Goodenough moved to the University of Oxford to head the Inorganic Chemistry Lab, where he perfected the chemistry of lithium-ion batteries, allowing enough power to be delivered by small, lightweight batteries to lead to revolutions in electronics, such as smartphones and laptop computers. Did he get rich? He was working with “AERE Laboratory in Harwell, a town near Oxford,” whose lawyers “would not proceed unless we signed all our rights away. Not knowing either the full potential of our invention or any other option, we signed our rights away.” Sony used their lithium-ion batteries to power the first cell phone. “AERE Harwell received many millions of pounds; we received nothing,” he said. “However, the joy of having helped to enable a technology that has transformed for the better so many lives is reward enough.”

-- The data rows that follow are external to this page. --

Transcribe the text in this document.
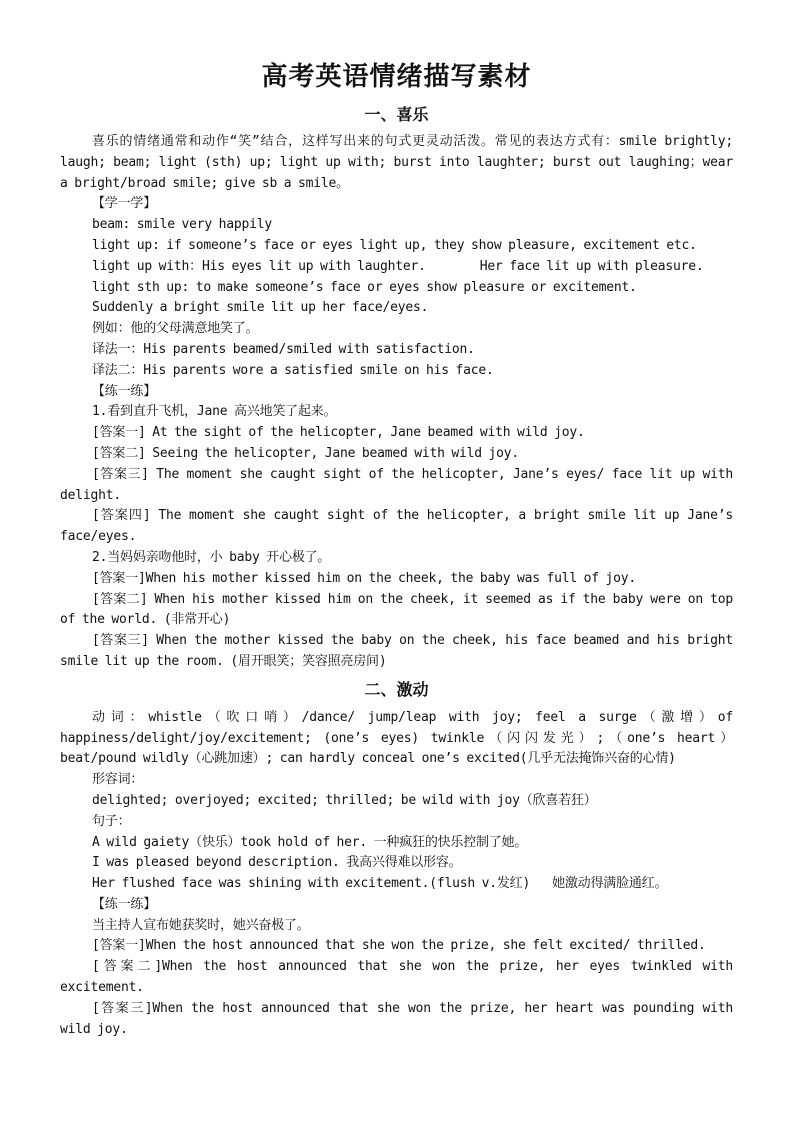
高考英语情绪描写素材
一、喜乐

喜乐的情绪通常和动作“笑”结合，这样写出来的句式更灵动活泼。常见的表达方式有：smile brightly; laugh; beam; light (sth) up; light up with; burst into laughter; burst out laughing；wear a bright/broad smile; give sb a smile。

【学一学】

beam: smile very happily

light up: if someone’s face or eyes light up, they show pleasure, excitement etc.

light up with：His eyes lit up with laughter.	Her face lit up with pleasure.

light sth up: to make someone’s face or eyes show pleasure or excitement.

Suddenly a bright smile lit up her face/eyes.

例如：他的父母满意地笑了。

译法一：His parents beamed/smiled with satisfaction.

译法二：His parents wore a satisfied smile on his face.

【练一练】

1.看到直升飞机，Jane 高兴地笑了起来。

[答案一] At the sight of the helicopter, Jane beamed with wild joy.

[答案二] Seeing the helicopter, Jane beamed with wild joy.

[答案三] The moment she caught sight of the helicopter, Jane’s eyes/ face lit up with delight.

[答案四] The moment she caught sight of the helicopter, a bright smile lit up Jane’s face/eyes.

2.当妈妈亲吻他时，小 baby 开心极了。

[答案一]When his mother kissed him on the cheek, the baby was full of joy.

[答案二] When his mother kissed him on the cheek, it seemed as if the baby were on top of the world. (非常开心)

[答案三] When the mother kissed the baby on the cheek, his face beamed and his bright smile lit up the room. (眉开眼笑；笑容照亮房间)

二、激动

动词：whistle（吹口哨）/dance/ jump/leap with joy; feel a surge（激增）of happiness/delight/joy/excitement; (one’s eyes) twinkle（闪闪发光）;（one’s heart） beat/pound wildly（心跳加速）; can hardly conceal one’s excited(几乎无法掩饰兴奋的心情)

形容词：

delighted; overjoyed; excited; thrilled; be wild with joy（欣喜若狂）

句子：

A wild gaiety（快乐）took hold of her. 一种疯狂的快乐控制了她。

I was pleased beyond description. 我高兴得难以形容。

Her flushed face was shining with excitement.(flush v.发红) 她激动得满脸通红。

【练一练】

当主持人宣布她获奖时，她兴奋极了。

[答案一]When the host announced that she won the prize, she felt excited/ thrilled.

[答案二]When the host announced that she won the prize, her eyes twinkled with excitement.

[答案三]When the host announced that she won the prize, her heart was pounding with wild joy.
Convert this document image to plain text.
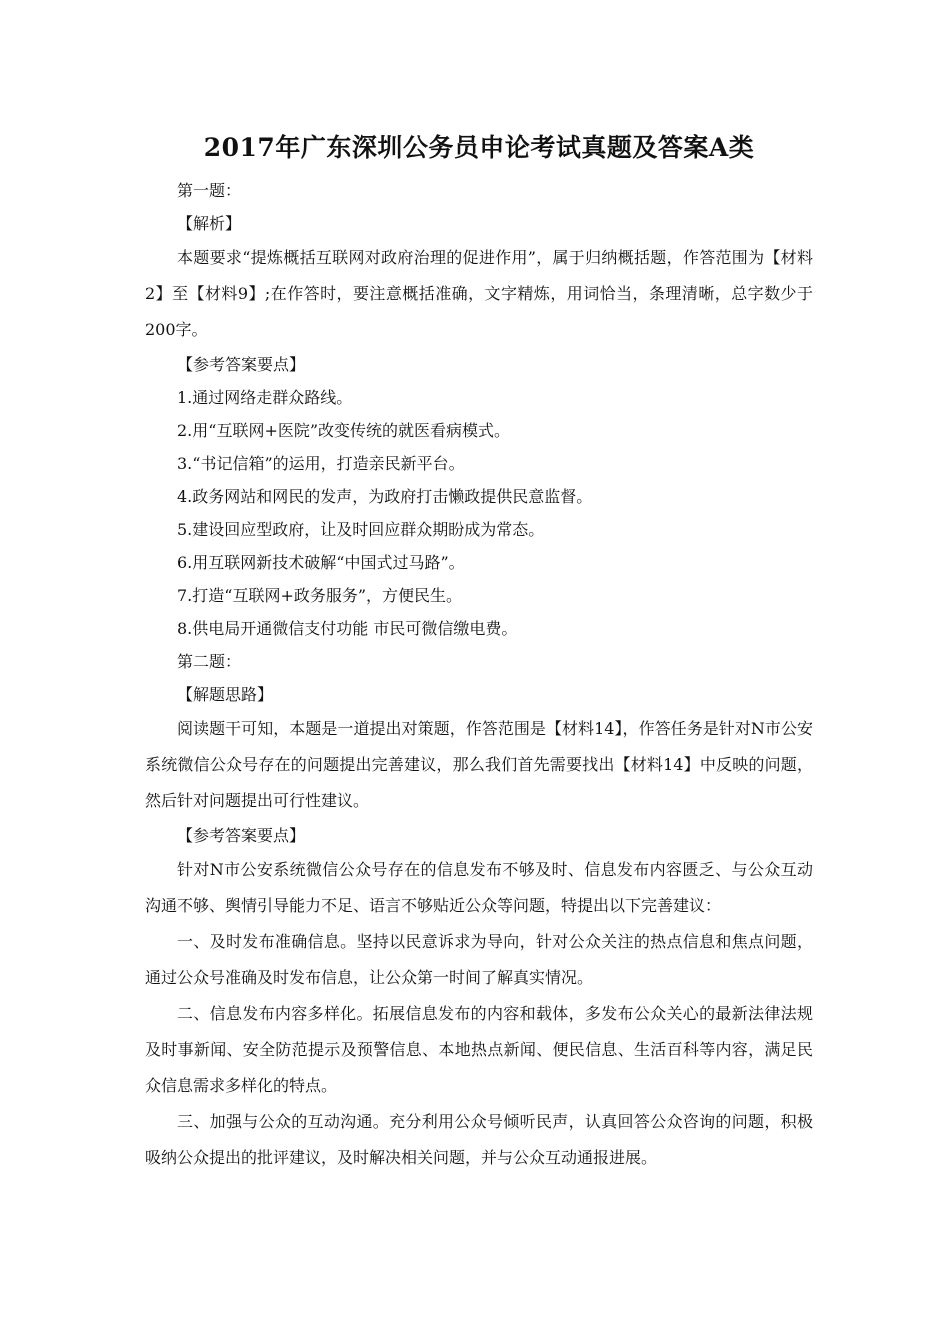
2017年广东深圳公务员申论考试真题及答案A类

第一题：

【解析】

本题要求“提炼概括互联网对政府治理的促进作用”，属于归纳概括题，作答范围为【材料2】至【材料9】;在作答时，要注意概括准确，文字精炼，用词恰当，条理清晰，总字数少于200字。

【参考答案要点】

1.通过网络走群众路线。

2.用“互联网+医院”改变传统的就医看病模式。

3.“书记信箱”的运用，打造亲民新平台。

4.政务网站和网民的发声，为政府打击懒政提供民意监督。

5.建设回应型政府，让及时回应群众期盼成为常态。

6.用互联网新技术破解“中国式过马路”。

7.打造“互联网+政务服务”，方便民生。

8.供电局开通微信支付功能 市民可微信缴电费。

第二题：

【解题思路】

阅读题干可知，本题是一道提出对策题，作答范围是【材料14】，作答任务是针对N市公安系统微信公众号存在的问题提出完善建议，那么我们首先需要找出【材料14】中反映的问题，然后针对问题提出可行性建议。

【参考答案要点】

针对N市公安系统微信公众号存在的信息发布不够及时、信息发布内容匮乏、与公众互动沟通不够、舆情引导能力不足、语言不够贴近公众等问题，特提出以下完善建议：

一、及时发布准确信息。坚持以民意诉求为导向，针对公众关注的热点信息和焦点问题，通过公众号准确及时发布信息，让公众第一时间了解真实情况。

二、信息发布内容多样化。拓展信息发布的内容和载体，多发布公众关心的最新法律法规及时事新闻、安全防范提示及预警信息、本地热点新闻、便民信息、生活百科等内容，满足民众信息需求多样化的特点。

三、加强与公众的互动沟通。充分利用公众号倾听民声，认真回答公众咨询的问题，积极吸纳公众提出的批评建议，及时解决相关问题，并与公众互动通报进展。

In 1986, he returned to the U.S. to teach and research at the University of Texas at Austin, where he worked in Mechanical, as well as Electrical and Computer, Engineering. His research especially focused on improving batteries for electric vehicles, getting back to not just reducing our dependence on foreign oil, but “We have to, in the near future, make a transition from our dependence on fossil fuels to a dependence on clean energy,” he said. “So that’s what I’m currently trying to do before I die.” And, he added, “I think we’re on the cusp of being able to do it.” He continued work at the university for 32 years, when he was 98 years old.

Publicity shot of Goodenough upon receiving the Nobel Prize (Photo: University of Texas at Austin)

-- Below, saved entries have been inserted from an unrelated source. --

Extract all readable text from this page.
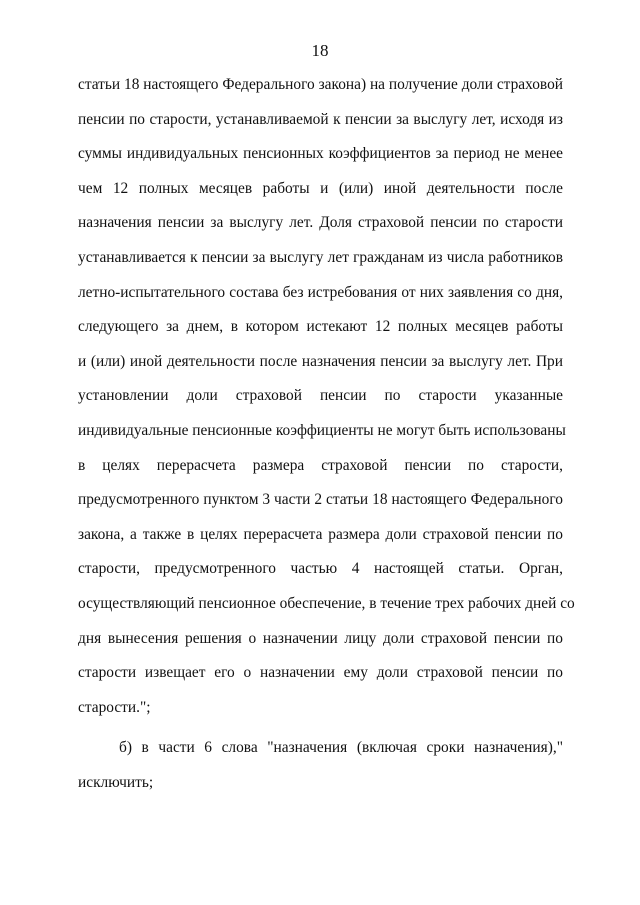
18
статьи 18 настоящего Федерального закона) на получение доли страховой
пенсии по старости, устанавливаемой к пенсии за выслугу лет, исходя из
суммы индивидуальных пенсионных коэффициентов за период не менее
чем 12 полных месяцев работы и (или) иной деятельности после
назначения пенсии за выслугу лет. Доля страховой пенсии по старости
устанавливается к пенсии за выслугу лет гражданам из числа работников
летно-испытательного состава без истребования от них заявления со дня,
следующего за днем, в котором истекают 12 полных месяцев работы
и (или) иной деятельности после назначения пенсии за выслугу лет. При
установлении доли страховой пенсии по старости указанные
индивидуальные пенсионные коэффициенты не могут быть использованы
в целях перерасчета размера страховой пенсии по старости,
предусмотренного пунктом 3 части 2 статьи 18 настоящего Федерального
закона, а также в целях перерасчета размера доли страховой пенсии по
старости, предусмотренного частью 4 настоящей статьи. Орган,
осуществляющий пенсионное обеспечение, в течение трех рабочих дней со
дня вынесения решения о назначении лицу доли страховой пенсии по
старости извещает его о назначении ему доли страховой пенсии по
старости.";
б) в части 6 слова "назначения (включая сроки назначения),"
исключить;
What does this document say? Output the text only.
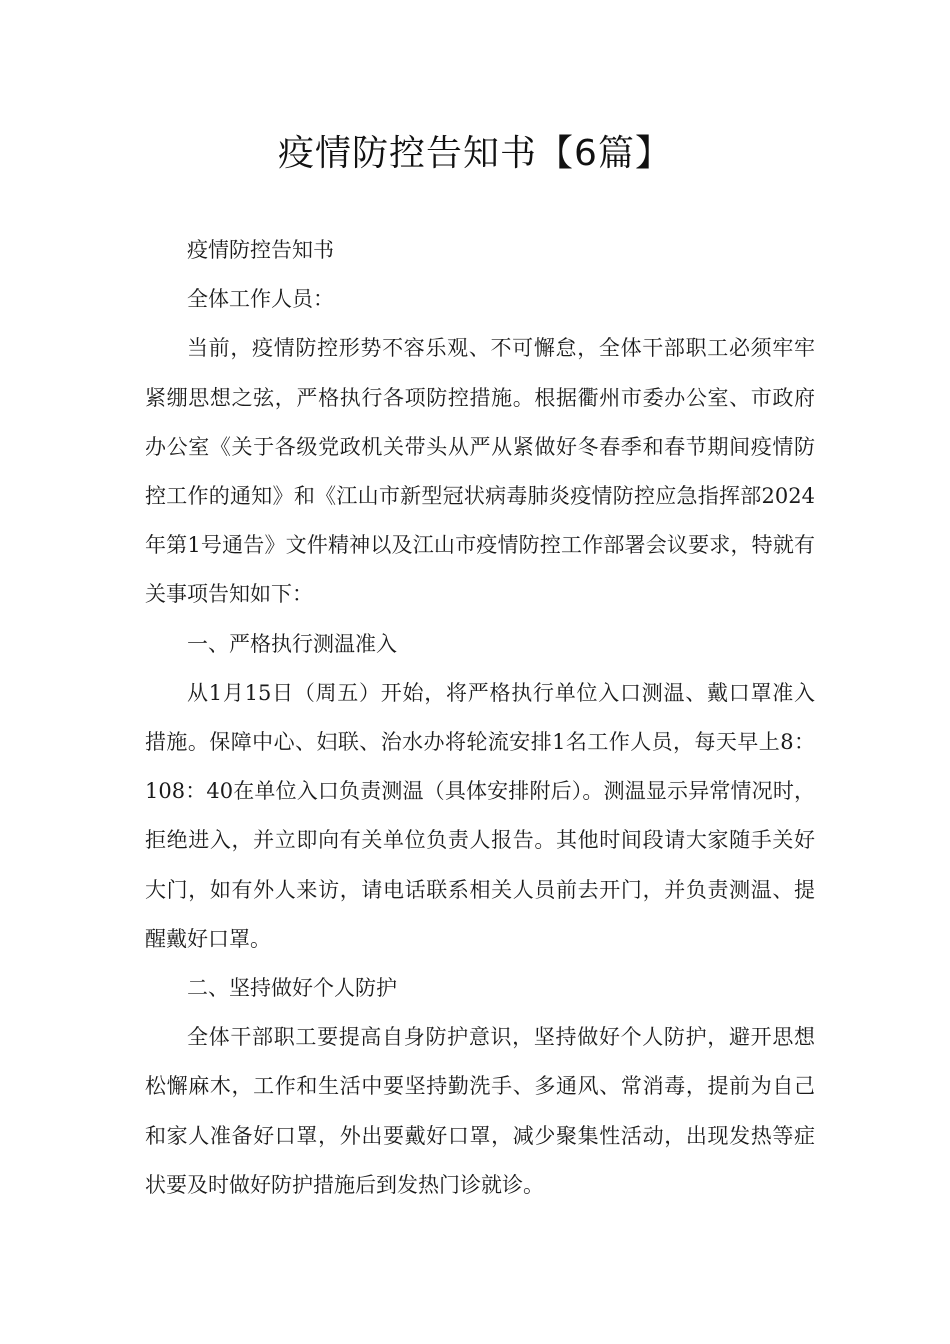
疫情防控告知书【6篇】

疫情防控告知书

全体工作人员：

当前，疫情防控形势不容乐观、不可懈怠，全体干部职工必须牢牢紧绷思想之弦，严格执行各项防控措施。根据衢州市委办公室、市政府办公室《关于各级党政机关带头从严从紧做好冬春季和春节期间疫情防控工作的通知》和《江山市新型冠状病毒肺炎疫情防控应急指挥部2024年第1号通告》文件精神以及江山市疫情防控工作部署会议要求，特就有关事项告知如下：

一、严格执行测温准入

从1月15日（周五）开始，将严格执行单位入口测温、戴口罩准入措施。保障中心、妇联、治水办将轮流安排1名工作人员，每天早上8：108：40在单位入口负责测温（具体安排附后）。测温显示异常情况时，拒绝进入，并立即向有关单位负责人报告。其他时间段请大家随手关好大门，如有外人来访，请电话联系相关人员前去开门，并负责测温、提醒戴好口罩。

二、坚持做好个人防护

全体干部职工要提高自身防护意识，坚持做好个人防护，避开思想松懈麻木，工作和生活中要坚持勤洗手、多通风、常消毒，提前为自己和家人准备好口罩，外出要戴好口罩，减少聚集性活动，出现发热等症状要及时做好防护措施后到发热门诊就诊。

Goodenough was a co-recipient of the 2009 Enrico Fermi Award for his work in lithium-ion batteries; while in graduate school, Goodenough worked with Fermi himself. He was awarded the National Medal of Science by President Barack Obama in 2013, and in 2019 received the Nobel Prize in Chemistry for his work on lithium-ion batteries — making him the oldest-ever recipient of a Nobel Prize. “John’s legacy as a brilliant scientist is immeasurable,” declared UT Austin President Jay Hartzell. “His discoveries improved the lives of billions of people around the world.” For Goodenough’s 100th birthday, scientists and engineers specializing in batteries came from all over the world to celebrate him. John Bannister Goodenough died June 25 in an assisted living facility in Austin, Texas. He was 100 — exactly one month shy of 101.